Hizib Autad itu Gus Mus sampaikan lewat akun Instagram pribadinya @s.kakung pada 23 Maret 2020 lalu. Ia menulis sambil mendendangkan hizib yang dikenal dapat berfungsi sebagai perisai atau pelindung dari berbagai jenis bencana maupun bahaya itu. Selain dapat melancarkan rezeki, media berzikir, cepat mengabulkan doa, dan membuat hati lebih tenang.
Hizib Autad merupakan salah satu doa yang kerap diamalkan oleh para santri di Pondok Pesantren Raudlatut Thalibin Leteh, Rembang asuhan Gus Mus. Konon Gus Mus mendapatkan ijazah Hizib Autad dari ayahnya, KH Bisri Mustofa sang penganggit Kitab Tafsir Al-Ibriz. Gus Mus memberikan sebuah hizib dan ijazah yang diungkapkannya lewat video berdurasi 4.07 menit.

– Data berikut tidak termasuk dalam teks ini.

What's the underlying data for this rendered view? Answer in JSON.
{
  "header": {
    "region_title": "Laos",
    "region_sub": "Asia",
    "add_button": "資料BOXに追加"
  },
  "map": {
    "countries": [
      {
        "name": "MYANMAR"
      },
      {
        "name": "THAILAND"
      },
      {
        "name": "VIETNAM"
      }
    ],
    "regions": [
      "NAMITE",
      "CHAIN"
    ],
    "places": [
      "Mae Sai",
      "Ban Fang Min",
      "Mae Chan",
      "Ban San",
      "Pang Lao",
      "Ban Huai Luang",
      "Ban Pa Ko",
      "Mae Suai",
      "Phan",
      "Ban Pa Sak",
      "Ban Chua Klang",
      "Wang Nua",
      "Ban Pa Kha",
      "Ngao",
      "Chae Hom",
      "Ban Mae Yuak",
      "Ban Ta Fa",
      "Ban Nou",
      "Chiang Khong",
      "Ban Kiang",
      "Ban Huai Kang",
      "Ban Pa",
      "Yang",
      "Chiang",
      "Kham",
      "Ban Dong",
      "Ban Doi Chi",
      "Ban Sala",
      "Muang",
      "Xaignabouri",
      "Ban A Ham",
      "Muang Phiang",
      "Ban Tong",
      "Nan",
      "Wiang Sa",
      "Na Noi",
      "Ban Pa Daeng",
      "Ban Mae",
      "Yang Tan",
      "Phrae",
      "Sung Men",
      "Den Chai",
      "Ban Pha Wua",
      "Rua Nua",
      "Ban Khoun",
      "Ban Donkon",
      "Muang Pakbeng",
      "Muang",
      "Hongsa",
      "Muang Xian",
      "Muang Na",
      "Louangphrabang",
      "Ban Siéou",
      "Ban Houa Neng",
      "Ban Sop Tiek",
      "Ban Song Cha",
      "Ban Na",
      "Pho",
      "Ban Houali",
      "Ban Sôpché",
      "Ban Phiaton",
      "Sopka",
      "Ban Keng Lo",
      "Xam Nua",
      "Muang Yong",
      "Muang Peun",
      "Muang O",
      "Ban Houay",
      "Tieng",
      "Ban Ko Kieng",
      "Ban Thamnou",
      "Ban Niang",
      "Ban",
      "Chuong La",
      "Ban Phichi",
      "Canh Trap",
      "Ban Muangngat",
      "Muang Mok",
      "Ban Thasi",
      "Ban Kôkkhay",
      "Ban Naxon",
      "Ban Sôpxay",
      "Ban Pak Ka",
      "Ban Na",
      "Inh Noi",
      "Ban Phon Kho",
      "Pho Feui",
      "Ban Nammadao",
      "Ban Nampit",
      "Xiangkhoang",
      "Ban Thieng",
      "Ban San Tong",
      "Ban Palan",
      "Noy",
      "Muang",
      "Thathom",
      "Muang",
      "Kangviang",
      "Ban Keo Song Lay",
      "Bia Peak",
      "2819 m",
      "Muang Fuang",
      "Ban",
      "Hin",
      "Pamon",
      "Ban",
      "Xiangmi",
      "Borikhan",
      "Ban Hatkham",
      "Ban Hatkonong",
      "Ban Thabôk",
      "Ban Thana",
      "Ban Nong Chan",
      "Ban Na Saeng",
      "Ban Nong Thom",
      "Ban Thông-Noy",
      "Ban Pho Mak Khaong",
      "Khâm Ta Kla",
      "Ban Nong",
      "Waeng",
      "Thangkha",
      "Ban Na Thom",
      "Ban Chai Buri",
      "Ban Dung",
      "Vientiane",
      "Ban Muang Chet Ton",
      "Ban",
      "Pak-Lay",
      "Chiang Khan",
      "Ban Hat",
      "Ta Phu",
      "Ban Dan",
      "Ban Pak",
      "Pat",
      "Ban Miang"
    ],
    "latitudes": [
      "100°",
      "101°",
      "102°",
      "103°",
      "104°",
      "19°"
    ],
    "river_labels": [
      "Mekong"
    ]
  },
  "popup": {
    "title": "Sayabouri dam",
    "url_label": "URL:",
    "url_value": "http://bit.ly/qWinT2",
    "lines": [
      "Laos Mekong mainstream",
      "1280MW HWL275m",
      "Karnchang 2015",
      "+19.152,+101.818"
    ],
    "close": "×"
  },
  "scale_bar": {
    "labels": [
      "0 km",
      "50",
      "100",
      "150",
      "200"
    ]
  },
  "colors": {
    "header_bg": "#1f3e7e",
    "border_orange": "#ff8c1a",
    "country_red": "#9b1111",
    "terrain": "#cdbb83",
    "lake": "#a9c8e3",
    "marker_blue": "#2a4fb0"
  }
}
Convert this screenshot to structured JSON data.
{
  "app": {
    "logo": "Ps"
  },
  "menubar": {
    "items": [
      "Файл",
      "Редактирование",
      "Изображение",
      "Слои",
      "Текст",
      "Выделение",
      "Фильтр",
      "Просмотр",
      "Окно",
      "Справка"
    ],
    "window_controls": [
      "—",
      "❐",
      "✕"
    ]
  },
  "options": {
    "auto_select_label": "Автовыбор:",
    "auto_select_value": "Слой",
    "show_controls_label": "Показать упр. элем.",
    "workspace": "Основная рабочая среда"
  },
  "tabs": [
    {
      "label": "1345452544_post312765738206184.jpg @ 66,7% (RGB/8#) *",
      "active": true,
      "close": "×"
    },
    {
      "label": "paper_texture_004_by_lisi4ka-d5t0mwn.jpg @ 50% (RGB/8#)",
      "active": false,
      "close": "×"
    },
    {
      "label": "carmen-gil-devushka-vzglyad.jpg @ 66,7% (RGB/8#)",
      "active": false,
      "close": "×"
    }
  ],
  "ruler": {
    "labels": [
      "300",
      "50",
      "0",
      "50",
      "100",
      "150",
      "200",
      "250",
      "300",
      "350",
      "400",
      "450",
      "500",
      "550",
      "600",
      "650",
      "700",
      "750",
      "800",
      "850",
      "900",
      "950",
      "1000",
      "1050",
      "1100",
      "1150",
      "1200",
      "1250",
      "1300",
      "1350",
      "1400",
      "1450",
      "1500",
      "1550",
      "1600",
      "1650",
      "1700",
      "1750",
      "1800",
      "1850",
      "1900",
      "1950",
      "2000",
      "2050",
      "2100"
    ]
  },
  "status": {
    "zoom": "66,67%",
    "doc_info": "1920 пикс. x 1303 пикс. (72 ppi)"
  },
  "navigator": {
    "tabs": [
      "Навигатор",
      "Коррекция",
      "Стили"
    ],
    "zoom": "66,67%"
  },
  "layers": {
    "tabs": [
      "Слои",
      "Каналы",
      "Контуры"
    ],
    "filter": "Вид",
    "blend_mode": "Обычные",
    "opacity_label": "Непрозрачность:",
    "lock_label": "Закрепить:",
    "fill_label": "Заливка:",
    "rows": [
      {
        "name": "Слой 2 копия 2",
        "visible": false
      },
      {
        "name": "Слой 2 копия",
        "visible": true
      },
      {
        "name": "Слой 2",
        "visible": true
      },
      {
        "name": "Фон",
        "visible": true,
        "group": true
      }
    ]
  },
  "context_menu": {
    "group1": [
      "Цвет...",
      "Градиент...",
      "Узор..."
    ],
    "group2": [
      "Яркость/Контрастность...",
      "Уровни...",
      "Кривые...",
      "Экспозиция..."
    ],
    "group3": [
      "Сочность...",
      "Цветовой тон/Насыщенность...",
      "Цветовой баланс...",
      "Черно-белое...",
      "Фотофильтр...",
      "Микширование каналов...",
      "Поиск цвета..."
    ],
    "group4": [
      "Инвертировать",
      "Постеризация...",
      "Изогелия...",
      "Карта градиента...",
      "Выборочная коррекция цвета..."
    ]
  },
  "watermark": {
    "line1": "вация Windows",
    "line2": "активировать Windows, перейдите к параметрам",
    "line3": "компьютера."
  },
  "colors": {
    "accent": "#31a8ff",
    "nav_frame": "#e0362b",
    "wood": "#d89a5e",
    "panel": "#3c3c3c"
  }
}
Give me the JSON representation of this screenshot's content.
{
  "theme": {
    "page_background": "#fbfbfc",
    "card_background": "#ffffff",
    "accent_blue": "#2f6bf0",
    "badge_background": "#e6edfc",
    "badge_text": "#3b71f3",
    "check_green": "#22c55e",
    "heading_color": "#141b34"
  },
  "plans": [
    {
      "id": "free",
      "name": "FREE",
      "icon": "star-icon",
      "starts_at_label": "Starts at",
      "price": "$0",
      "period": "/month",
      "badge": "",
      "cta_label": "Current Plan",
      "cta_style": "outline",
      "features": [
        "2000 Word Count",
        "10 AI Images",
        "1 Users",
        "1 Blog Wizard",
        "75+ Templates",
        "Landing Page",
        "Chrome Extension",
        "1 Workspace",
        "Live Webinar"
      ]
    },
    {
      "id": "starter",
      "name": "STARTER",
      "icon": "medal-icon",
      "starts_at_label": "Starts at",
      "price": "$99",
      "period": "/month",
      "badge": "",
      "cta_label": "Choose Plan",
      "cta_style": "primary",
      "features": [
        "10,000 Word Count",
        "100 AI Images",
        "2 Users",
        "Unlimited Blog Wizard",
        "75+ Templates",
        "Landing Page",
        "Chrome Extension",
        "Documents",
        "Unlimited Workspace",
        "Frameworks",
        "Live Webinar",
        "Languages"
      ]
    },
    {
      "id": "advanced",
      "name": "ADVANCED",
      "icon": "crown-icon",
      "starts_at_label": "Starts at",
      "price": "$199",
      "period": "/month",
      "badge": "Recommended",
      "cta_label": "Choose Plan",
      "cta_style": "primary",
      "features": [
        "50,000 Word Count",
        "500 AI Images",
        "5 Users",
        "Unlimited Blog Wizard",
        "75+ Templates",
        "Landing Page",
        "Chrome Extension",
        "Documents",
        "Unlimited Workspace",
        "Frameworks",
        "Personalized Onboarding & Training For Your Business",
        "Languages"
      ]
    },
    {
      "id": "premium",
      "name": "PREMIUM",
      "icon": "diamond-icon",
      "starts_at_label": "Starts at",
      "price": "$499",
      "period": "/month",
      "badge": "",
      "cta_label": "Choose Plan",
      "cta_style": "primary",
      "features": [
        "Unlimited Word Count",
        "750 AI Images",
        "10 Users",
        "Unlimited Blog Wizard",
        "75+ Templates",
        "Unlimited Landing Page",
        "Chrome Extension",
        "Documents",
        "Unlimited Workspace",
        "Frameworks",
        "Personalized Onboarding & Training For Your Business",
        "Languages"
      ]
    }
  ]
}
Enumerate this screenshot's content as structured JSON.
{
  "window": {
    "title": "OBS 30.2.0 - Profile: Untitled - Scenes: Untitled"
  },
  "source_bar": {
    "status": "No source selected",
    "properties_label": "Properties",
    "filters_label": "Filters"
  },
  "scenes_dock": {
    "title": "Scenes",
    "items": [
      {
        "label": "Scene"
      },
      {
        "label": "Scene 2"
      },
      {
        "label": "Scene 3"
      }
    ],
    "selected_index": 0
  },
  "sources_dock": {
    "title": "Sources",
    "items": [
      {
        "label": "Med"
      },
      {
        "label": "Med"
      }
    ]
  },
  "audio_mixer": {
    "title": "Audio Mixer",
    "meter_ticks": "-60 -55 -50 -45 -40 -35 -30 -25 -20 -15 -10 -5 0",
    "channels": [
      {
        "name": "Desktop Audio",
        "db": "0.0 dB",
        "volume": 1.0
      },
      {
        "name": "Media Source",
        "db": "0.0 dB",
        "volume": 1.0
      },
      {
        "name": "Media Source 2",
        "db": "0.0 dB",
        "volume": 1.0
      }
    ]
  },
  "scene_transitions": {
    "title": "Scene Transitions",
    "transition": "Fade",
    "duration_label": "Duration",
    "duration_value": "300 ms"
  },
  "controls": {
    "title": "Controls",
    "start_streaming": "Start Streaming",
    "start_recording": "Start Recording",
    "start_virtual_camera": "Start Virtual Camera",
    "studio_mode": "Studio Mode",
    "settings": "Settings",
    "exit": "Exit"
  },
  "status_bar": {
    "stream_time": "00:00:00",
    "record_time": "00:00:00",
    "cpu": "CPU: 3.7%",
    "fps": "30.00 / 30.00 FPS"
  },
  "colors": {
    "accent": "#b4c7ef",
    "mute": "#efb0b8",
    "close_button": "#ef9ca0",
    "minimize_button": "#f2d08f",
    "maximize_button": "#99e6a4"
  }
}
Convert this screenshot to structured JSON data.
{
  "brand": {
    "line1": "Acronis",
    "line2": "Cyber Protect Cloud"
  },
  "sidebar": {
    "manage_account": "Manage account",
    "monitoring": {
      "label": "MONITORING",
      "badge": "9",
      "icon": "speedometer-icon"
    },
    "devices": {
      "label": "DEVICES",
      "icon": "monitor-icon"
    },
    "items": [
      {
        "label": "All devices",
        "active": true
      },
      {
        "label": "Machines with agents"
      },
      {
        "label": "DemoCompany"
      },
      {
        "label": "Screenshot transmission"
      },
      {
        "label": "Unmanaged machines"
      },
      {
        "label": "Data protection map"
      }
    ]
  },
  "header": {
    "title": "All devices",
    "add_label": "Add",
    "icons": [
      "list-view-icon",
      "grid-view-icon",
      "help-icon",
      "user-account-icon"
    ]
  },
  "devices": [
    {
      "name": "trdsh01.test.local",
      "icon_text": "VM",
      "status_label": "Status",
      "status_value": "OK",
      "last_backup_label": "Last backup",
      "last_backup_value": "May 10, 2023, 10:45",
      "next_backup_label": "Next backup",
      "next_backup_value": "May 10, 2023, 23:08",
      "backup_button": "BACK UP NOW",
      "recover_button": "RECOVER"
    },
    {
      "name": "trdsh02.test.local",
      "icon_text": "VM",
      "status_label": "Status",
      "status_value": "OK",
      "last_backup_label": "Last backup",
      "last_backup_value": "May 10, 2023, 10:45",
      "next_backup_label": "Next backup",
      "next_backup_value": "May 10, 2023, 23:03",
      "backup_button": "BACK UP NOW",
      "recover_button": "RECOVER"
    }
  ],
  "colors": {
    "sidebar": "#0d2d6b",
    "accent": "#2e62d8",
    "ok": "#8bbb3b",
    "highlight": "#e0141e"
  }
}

Hanya untuk saudara-saudaraku yang berminat. Kemarin aku urung mengunggah teks Hizib Bahr-nya Syeikh Abul Hasan Asy-Syadzili, karena soal teknis. Untuk gantinya, sekarang aku unggah Hizib Autad-nya Syeikh Abdul Qadir Al-Jailani. Aku tambah ijazah dari Syeikh Jalaluddin As-Suyuthi untuk membentengi diri dari wabah.
Ini: سَلَامٌ قَوْلًا مِنْ رَبٍّ رَحِيمٍ “Salãmun qaulan min Rabbin Rahiim.” Dibaca 280x. Semoga bermanfaat.
Gus Mus mengawali penulisan dan pembacaan Hizib Autad dengan membaca basmalah dan menuliskan langsung di sebuah kertas sambil membacanya.
Berikut Hizib Autad gubahan Syekh Abdul Qadir Jailani yang ditulis Gus Mus:
اَللهُ الْكَافِى رَبُنَا الْكَافِى قَصَدْنَا الْكَافِى وَجَدْنَا الْكَافِى لِكُلِ كَافٍ كَفَانَا الْكَافِى وَنِعْمَ الْكَافِى اَلحَمْدُ لِلهِ حَسْبُنَا اللهُ وَنِعْمَ الْوَكِيْلُ نِعْمَ الْمَوْلَى وَنِعْمَ النَصِيْرُ وَكَفَى اللهُ المُؤمِنِيْنَ القِتَالَ آمِيْن آمِيْن آمِيْن آمِيْن آمِيْن يااللّٰه رَبَّ العَالَمِيْنَ
Allahul kaafii, Rabbunal kaafi Qashadnal kaafi Wajadnal kaafi Likullin kaafi, kafaa-nal kaafi wa ni’mal kaafi Alhamdulillah Hasbunallah wa ni’mal wakiil Ni’mal maula wani’man nashiir Wa kafallahul mukminiinal qitaal 2x Aamiin 5x Yaa Robbal ‘Alamiin
Artinya dalam bahasa Indonesia sebagai berikut:
Allah yang mencukupi, Tuhan kita yang mencukupi Tujuan kita Allah yang mencukupi, Yang kita temukan Allah yang mencukupi Terhadap segala sesuatunya Allah yang mencukupi, yang memenuhi kebutuhan kita hanyalah Allah Allah lah sebaik-baik Dzat yang mencukupi, Alhamdulillah segala puji bagi Allah Dan Allah lah yang mencukupi orang-orang Mukmin dalam pertempuran Amin, amin ya Rabbal alamin.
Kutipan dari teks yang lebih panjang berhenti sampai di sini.